The Efficacy of Screening Colonoscopy—Reply

Author Affiliations
  • 1Department of Internal Medicine, Medical Associates Clinic PC, Dubuque, Iowa
  • 2Division of General Internal Medicine, Department of Medicine, University of Washington, Seattle

Copyright 2014 American Medical Association. All Rights Reserved. Applicable FARS/DFARS Restrictions Apply to Government Use.

JAMA Intern Med. 2014;174(3):483-484. doi:10.1001/jamainternmed.2013.13737

In Reply We agree with Rustgi and colleagues that primary care specialties, which are dependent on cognitive services, are underpaid relative to specialties that derive a larger portion of their revenues from procedural care. We also agree that screening colonoscopy is a valuable service for which the health care clinician should be adequately trained and compensated.

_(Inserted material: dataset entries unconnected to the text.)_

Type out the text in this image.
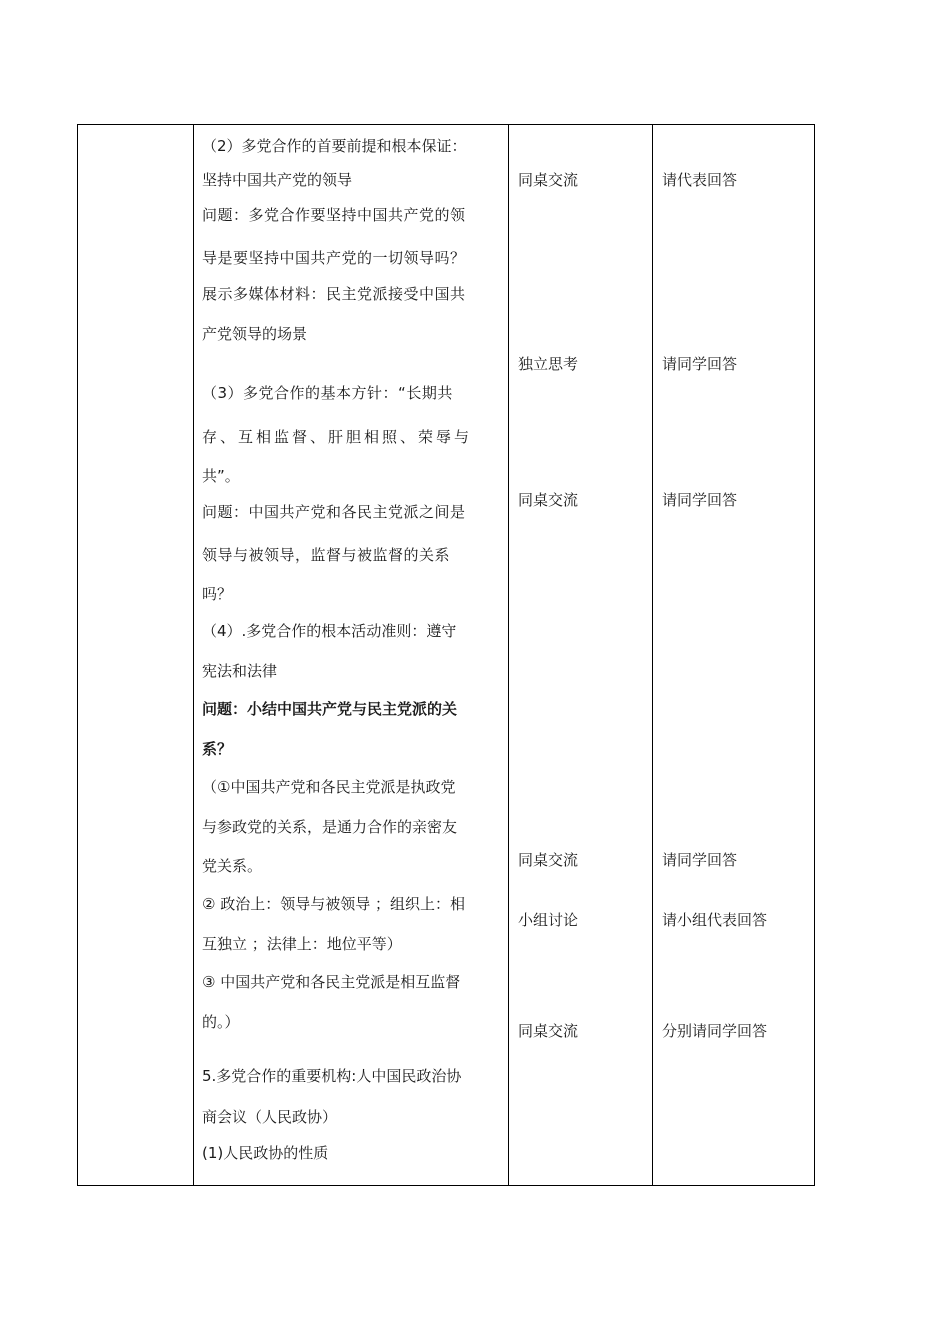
（2）多党合作的首要前提和根本保证：
坚持中国共产党的领导
问题：多党合作要坚持中国共产党的领
导是要坚持中国共产党的一切领导吗？
展示多媒体材料：民主党派接受中国共
产党领导的场景
（3）多党合作的基本方针：“长期共
存、互相监督、肝胆相照、荣辱与
共”。
问题：中国共产党和各民主党派之间是
领导与被领导，监督与被监督的关系
吗？
（4）.多党合作的根本活动准则：遵守
宪法和法律
问题：小结中国共产党与民主党派的关
系？
（①中国共产党和各民主党派是执政党
与参政党的关系，是通力合作的亲密友
党关系。
② 政治上：领导与被领导 ；组织上：相
互独立 ；法律上：地位平等）
③ 中国共产党和各民主党派是相互监督
的。）
5.多党合作的重要机构:人中国民政治协
商会议（人民政协）
(1)人民政协的性质
同桌交流
独立思考
同桌交流
同桌交流
小组讨论
同桌交流
请代表回答
请同学回答
请同学回答
请同学回答
请小组代表回答
分别请同学回答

Rustgi and colleagues do not disagree with our findings of a significant gap between Medicare payment for cognitive vs procedural services. They defend the payment gap with respect to screening colonoscopy on the basis of training and intensity of work. Determining whether training time to competency for screening colonoscopy differs from the training time to competency in the management of a patient with multiple complex comorbidities is beyond the scope of our article.1 Nonetheless, there is evidence to suggest that performance of 50 colonoscopies is associated with proficiency and safety,2 a number that could plausibly be performed in a training period of a matter of weeks. We do not believe a physician would become proficient in the care of a patient with complex gastroenterological problems, such as ulcerative colitis or chronic liver disease, or in the management of multiple morbidities, such as atrial fibrillation, congestive heart failure, diabetes, and gastrointestinal bleeding, in a similar period.